By the time Matthew’s Gospel was written down in this form, perhaps forty years after Holy Week, the pointlessness of these games of had been brutally exposed. In the year 70 the Romans destroyed the Temple, halfway through a brutal eight-year Jewish revolt which ended, inevitably, with a Roman victory. The chief priests and elders in Jerusalem were absolutely not capable of managing the relationship between an all-powerful Empire demanding obedience and a fractious and resentful Jewish Palestinian society.

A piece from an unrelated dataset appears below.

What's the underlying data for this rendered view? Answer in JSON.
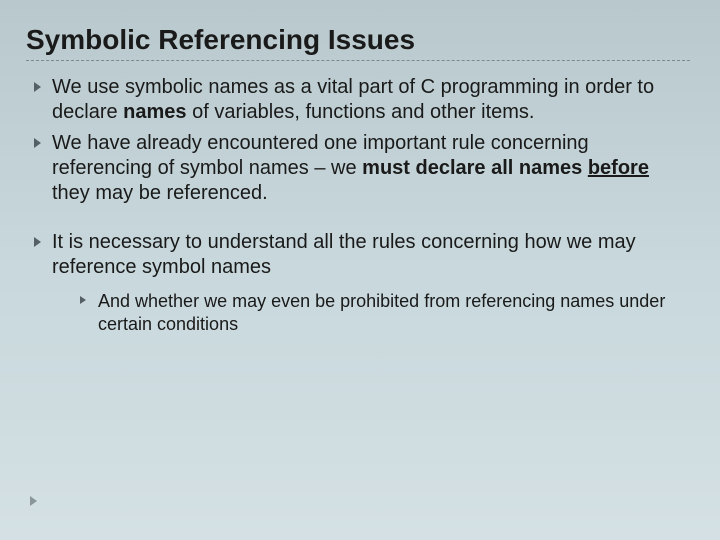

I’m afraid the word games and meaningless hair-splitting remind me rather of the politics of our own time. While it’s easy to blame our leaders for that, like the Jerusalem Temple authorities of Jesus’ time, they live in fear of fickle public opinion—the opinion of us and people like us—and the evident enjoyment the population takes in a bit of mob anger, albeit mostly expressed on the phone-in shows and on social media. At the same time, the long-term mega trends of the modern world, be it galloping technology, migration, climate change, or whatever, seem as beyond our leaders as the ever-rising tensions between Roman power and Jewish resentment were for the clerical gentlemen at the Temple. Perhaps it’s an inevitable part of the human condition that rulers spend much effort on irrelevancies they can control while ignoring the real problems that they possibly can’t.
Now, here’s a point that’s easy to miss in all this. It is very obvious from this exchange that Jesus can play these political word games like a pro. He puts the chief priests and elders in their box with a calculatedly sharp answer, as He does so often. But Jesus isn’t interested in playing these games for too long. While the religious authorities are desperate to stay on the right side of public opinion, Jesus already seems to be aware that it will turn against Him, and soon.
This is where we see the magnificent paradox that sits at the heart of the Christian faith. Christ has already warned His followers, in Matthew chapter 16, so not all that long before these events, that anyone who tried to save their life would lose it, but anyone who lost their life for His sake would save it. When we lose our lives for Christ’s sake we save them; it’s only because Christ died on the Cross that eternal life is open to us.